Ethan Matthews, 14, from Burry Port, Carmarthenshire, was told in December 2014 that he needed to have a non-functioning kidney removed.
He was put on an urgent waiting list at Cardiff's University Hospital of Wales (UHW) but is yet to have surgery.
Cardiff and Vale University Health Board said it was not always possible to operate at a scheduled time.
Ethan's parents Robert and Kerry Matthews questioned the delay in their son's treatment and received a letter from a UHW consultant paediatrician surgeon in October 2015 confirming he was on an "urgent waiting list for surgery".
The operation was due to take place in January this year, but had to be cancelled because Ethan had a urine infection.

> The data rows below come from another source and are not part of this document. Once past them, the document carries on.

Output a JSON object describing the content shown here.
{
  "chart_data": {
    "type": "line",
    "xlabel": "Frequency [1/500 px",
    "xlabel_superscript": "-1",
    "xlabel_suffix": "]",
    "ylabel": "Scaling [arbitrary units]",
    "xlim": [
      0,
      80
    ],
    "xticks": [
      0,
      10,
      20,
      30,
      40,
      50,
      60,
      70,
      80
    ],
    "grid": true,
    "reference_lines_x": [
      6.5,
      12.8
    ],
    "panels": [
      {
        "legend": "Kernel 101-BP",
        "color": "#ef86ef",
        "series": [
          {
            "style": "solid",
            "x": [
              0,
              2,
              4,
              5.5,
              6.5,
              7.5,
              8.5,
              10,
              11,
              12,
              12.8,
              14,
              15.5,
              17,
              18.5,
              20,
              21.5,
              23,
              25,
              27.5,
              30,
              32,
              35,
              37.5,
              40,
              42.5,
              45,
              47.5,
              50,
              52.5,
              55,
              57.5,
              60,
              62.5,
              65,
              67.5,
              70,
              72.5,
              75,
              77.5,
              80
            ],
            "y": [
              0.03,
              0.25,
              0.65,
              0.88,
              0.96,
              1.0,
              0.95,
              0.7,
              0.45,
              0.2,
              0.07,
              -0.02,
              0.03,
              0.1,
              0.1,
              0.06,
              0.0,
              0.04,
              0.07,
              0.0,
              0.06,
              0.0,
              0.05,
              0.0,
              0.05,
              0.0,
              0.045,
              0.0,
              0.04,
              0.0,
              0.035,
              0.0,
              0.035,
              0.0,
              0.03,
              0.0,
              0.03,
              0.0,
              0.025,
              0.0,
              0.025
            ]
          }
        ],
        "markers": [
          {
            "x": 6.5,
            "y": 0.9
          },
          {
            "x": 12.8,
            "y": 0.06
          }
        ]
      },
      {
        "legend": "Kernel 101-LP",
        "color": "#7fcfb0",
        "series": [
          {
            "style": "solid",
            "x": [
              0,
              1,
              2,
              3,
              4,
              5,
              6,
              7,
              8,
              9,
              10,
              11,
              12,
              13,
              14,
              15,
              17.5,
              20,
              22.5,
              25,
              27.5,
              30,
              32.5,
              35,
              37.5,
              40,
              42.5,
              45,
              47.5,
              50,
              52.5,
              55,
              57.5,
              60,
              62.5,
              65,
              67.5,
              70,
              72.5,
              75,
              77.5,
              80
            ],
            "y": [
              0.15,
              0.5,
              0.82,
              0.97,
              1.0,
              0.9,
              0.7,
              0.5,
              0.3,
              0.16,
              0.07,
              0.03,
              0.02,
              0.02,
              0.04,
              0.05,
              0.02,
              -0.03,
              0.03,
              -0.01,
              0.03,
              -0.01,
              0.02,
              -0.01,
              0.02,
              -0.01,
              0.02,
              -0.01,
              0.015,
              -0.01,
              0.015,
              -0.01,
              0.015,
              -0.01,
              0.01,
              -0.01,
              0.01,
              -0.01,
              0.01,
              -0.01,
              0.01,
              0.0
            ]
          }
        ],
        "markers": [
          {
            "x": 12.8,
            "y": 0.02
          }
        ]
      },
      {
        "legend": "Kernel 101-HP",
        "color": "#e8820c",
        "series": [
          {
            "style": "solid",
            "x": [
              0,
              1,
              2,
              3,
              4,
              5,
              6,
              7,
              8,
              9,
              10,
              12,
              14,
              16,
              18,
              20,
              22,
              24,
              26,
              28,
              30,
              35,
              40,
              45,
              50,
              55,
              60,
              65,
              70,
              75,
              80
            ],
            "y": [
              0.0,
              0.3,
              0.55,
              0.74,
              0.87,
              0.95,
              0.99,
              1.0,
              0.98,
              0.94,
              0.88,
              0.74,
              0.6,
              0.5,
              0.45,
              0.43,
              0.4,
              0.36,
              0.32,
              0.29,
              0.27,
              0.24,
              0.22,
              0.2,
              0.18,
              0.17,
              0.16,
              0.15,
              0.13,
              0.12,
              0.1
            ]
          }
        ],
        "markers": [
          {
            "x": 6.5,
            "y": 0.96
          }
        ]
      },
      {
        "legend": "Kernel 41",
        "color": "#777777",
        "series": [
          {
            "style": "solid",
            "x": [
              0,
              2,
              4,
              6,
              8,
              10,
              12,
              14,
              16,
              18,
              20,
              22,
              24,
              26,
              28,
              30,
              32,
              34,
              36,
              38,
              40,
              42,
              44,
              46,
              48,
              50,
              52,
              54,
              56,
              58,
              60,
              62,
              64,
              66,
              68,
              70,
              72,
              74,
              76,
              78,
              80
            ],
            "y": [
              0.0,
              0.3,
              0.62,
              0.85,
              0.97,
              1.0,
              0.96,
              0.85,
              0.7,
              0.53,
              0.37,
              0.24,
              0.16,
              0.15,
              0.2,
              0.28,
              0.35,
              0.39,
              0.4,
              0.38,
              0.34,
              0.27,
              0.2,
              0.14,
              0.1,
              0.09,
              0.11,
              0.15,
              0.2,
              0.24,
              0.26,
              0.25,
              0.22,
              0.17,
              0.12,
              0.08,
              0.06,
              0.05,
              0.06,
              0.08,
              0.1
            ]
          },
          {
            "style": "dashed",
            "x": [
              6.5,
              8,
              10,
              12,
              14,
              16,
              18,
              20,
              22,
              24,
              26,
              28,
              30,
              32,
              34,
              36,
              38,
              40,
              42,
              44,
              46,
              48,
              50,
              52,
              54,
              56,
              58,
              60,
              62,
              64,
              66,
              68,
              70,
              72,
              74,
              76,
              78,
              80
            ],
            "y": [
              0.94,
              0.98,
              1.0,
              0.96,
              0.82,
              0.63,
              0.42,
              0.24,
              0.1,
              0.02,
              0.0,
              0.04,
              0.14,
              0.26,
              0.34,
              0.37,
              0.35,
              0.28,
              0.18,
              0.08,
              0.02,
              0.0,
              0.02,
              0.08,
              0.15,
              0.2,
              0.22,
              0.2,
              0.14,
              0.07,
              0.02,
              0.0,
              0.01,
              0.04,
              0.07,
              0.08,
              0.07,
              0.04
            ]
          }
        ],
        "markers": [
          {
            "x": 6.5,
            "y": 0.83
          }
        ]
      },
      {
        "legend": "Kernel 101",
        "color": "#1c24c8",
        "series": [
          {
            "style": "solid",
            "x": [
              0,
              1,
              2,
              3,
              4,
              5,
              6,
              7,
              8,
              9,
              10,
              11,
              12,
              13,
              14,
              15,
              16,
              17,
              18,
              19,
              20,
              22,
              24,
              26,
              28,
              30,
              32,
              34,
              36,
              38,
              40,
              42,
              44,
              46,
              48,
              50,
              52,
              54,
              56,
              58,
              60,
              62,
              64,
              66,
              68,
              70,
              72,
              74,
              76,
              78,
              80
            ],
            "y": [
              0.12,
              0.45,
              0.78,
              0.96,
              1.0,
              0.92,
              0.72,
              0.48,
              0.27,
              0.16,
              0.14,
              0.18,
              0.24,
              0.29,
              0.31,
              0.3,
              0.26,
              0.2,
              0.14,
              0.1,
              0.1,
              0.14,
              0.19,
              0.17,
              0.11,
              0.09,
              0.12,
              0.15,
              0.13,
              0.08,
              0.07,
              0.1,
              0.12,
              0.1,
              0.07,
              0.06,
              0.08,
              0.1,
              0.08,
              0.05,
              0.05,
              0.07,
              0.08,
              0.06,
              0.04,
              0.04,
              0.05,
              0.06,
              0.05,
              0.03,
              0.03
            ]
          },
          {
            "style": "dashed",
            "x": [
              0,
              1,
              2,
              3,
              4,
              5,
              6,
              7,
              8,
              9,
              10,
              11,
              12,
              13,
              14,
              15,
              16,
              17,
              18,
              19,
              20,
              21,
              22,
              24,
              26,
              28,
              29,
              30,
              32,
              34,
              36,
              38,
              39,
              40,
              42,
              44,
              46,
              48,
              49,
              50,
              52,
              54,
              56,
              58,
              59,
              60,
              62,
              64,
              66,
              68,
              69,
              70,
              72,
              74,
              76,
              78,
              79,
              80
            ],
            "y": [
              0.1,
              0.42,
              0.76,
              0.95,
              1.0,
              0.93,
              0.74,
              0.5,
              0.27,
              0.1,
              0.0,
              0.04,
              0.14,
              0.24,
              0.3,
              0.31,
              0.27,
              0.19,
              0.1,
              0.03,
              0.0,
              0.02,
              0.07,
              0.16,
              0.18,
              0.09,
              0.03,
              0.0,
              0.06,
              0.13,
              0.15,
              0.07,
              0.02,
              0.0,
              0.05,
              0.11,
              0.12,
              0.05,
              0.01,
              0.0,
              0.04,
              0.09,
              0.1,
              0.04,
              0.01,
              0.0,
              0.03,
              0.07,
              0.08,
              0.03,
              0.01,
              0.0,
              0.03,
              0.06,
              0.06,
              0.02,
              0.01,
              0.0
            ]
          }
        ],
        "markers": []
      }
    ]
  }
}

His parents said they had heard "nothing since" and are worried Ethan's health problems will impact on his education.
The latest Welsh Government figures, external on paediatric surgery waiting times, from referral to the start of treatment, show:
77% of children waited up to 26 weeks
13% waited 26 weeks to 36 weeks
10% waited over 36 weeks
Ethan is fitted with a tract in his side after suffering from a build up of fluid and visits his GP up to three times a week to have his dressing changed.
He is unable to play contact sports or go swimming with his friends.
Mrs Matthews told BBC's Wales Today programme: "To see your son waiting this long, it's just so hard.
"He can't do things other teenage boys can do."
Mr Matthews said: "It's having a major impact on his life.
"We constantly ring Cardiff, we've visited our GPs and they've written a letter, we've asked our AM to write a letter and we keep getting the same reply.
"We've just hit a brick wall."
Dr Dewi Evans, a retired consultant paediatrician from Carmarthen with 30 years experience, described the delay as "embarrassing" and said UHW should pay for the surgery to be done elsewhere.
"This is a scandal," he said. "Nobody should wait two and a half years for a surgical procedure."
In a letter to the family's assembly member in September 2016, the health board's then chief executive, Adam Cairns, said surgeons were unable to move Ethan's priority level above that of patients "with salvageable but deteriorating kidney function".
But he did acknowledge the paediatric surgical waiting list "is longer than desired".
A Cardiff and Vale University Health Board spokesman said they were unable to comment on individual cases.
But he said in cases like this, the board "look at the whole clinical picture of the patient" and "sometimes it is not possible to operate on the patient at the schedule time due to an illness or infection which means that the surgery may need to be rescheduled".
The spokesman said the time a patient waits for surgery is based upon a number of factors, such as clinical urgency and the type and complexity of the surgery required.